The Great Ace Attorney Chronicles Defends the Reputation of Truth
Reaching back into history in order to look forward
Today, we can curate what we want to see in our daily lives. We shield ourselves from hard truths with that power, too. Technology has made our lives more comfortable, but also more disconnected from the real world. The foundations of this world lie in the late Victorian era. The Great Ace Attorney series travels to that period, not only to interrogate the troubles of that time, but also to scrutinize their effect on today’s challenges.
An exchange of ideas
Technology connected the world in the 19th century. Telegram lines, railways, and steamships allowed people to experience other places first hand. Japan had opened up to this connected world in 1853, when US Navy ships forced Japan to end its isolationist policy when they sailed into Edo Bay.
The new connections could expose one to the more negative aspects of humanity. As Ryunosuke — the protagonist — interacts with different people, he faces severe discrimination as a result of racism. Unscrupulous people also use technology to facilitate their crimes.
On the other hand, this connected world allows wonderful people to walk into his life. Ryunosuke can interact with different ideas that turn him into a better lawyer. The same technology that criminals use, he and his associates also use to unravel their crimes.

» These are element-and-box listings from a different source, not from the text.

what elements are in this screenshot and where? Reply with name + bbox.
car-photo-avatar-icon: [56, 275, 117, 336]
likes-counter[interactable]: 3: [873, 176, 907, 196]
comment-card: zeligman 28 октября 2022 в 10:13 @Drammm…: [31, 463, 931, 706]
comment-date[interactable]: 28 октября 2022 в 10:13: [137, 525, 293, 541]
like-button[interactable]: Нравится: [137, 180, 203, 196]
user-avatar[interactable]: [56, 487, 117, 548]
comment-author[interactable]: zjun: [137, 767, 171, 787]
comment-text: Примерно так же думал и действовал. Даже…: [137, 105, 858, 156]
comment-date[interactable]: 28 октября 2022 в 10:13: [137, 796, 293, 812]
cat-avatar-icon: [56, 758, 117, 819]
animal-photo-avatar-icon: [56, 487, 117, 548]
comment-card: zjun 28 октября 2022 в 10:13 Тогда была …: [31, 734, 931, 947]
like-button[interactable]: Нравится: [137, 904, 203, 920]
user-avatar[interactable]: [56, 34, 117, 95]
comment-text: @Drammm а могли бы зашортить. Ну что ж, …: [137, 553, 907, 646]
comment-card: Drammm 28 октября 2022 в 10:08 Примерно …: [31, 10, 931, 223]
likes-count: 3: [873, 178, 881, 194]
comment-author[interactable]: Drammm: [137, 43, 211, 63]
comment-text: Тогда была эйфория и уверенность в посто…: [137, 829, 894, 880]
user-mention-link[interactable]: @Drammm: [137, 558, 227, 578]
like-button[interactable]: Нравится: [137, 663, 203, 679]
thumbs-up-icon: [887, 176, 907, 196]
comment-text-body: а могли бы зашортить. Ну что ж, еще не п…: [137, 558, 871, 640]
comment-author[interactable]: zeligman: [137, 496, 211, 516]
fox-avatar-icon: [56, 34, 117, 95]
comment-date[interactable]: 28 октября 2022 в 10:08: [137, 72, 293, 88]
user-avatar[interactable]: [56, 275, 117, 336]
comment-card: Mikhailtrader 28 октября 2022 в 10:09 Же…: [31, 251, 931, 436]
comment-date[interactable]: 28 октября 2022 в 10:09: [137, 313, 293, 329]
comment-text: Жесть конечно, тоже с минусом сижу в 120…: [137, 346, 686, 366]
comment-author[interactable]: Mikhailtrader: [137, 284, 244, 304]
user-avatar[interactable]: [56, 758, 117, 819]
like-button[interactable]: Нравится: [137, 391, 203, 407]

What The Great Ace Attorney games state is that the changes of industrialization aren’t wholly good or bad. It is up to the humans to decide how they use it, in the end. For that to happen, humans have to train their souls and their minds — moral judgement is more important than ever in this complex situation. But why do good? This links with the musings of ancient Greek philosophers.
Scratches of decisions
Plato thought a lot about the role of injustice in a person’s life. During his times, politicians and rulers signified that their life was virtuous, but under the cover of darkness, they attacked their opponents. Plato believed these actions damaged the wrongdoers’ souls, if they knew it or not. Plato writes in Gorgias that Socrates describes the judgement of souls after death:
"...often when he has laid hold of the Great King or some other prince or potentate, he perceives the utter unhealthiness of his soul, striped all over with the scourge, and a mass of wounds, the work of perjuries and injustice; where every act has left its smirch upon his soul, where all is awry through falsehood and imposture, and nothing straight because of a nurture that knew not truth: or, as the result of an unbridled course of fastidiousness, insolence, and incontinence, he finds the soul full fraught with disproportion and ugliness."
Immoral actions damage the soul, according to this line of thought. Over time, the decisions shape the person’s soul more and more, until it’s bent in a way that facilitates damaging actions more than noble ones. This force is not tied to a person’s outward appearance, their station in life, or the rationalizations they used to convince themselves. Their actions are the only things that hold weight in this equation.
Valuations of the intangible
One might wonder why it’s important to worry about the damage to one’s soul. It’s all just airy philosophical concepts, right? Plato puts forward that the damage to one’s soul could have real implications in a person’s life, though. Socrates shines a light on this once again, now in a debate against Thrasymachus, in Plato’s Republic:
"And again life? Shall we say that too is the function of the soul?”
“Most certainly,” he said.
“And do we not also say that there is an excellence virtue of the soul?”
“We do.”
“Will the soul ever accomplish its own work well if deprived of its own virtue, or is this impossible?”
“It is impossible.”
“Of necessity, then, a bad soul will govern and manage things badly while the good soul will in all these things do well.”
The soul is the prism through which a person makes decisions. Without that awareness, it’s very difficult to even notice it has become damaged, because we only see the glass, not the cracks. In the Platonic/Socratic conception, impartial punishment is one of the few actions that can make a person realize the depths of their wrongdoing.
Many antagonists in The Great Ace Attorney are not the villains of yesteryear. In their minds, many of their actions are even justified, too. What encourages them to do evil is that they can’t or refuse to look beyond their personal justifications for their actions. Their moral scent detector had broken because of a string of choices.
A rebuttal to a word
It is easy for anyone, even the so-called virtuous, to slide into the situation that unjust people find themselves in. The Great Ace Attorney provides an answer to this conundrum. According to the game, we have to keep hold of the truth, even when it’s inconvenient to us. Even when it threatens to destabilize our world.
People who do horrible things often deceive themselves, so unequivocal truths serve as powerful serums in such situations. One truth looms large: it’s unjust to murder others. When a scenario conflicts with this fundamental fact, it should raise serious questions.
It is important to remember the human aspect of so-called evildoers, too. It’s a sentiment that comes up in The Great Ace Attorney and Platonic texts. Offenders aren’t merely monsters that one can dissect to feel self-righteous. When we reduce others to caricatures, we diminish our own humanity. The fact is, our fragile choices lead us to a just life that’s full of truth.
The Great Ace Attorney adventures ask us these moral questions throughout its story. It forces us to choose our attitude to dilemmas, where the way to justice is littered with thorns. The truth is the one constant that reveals a path to justice.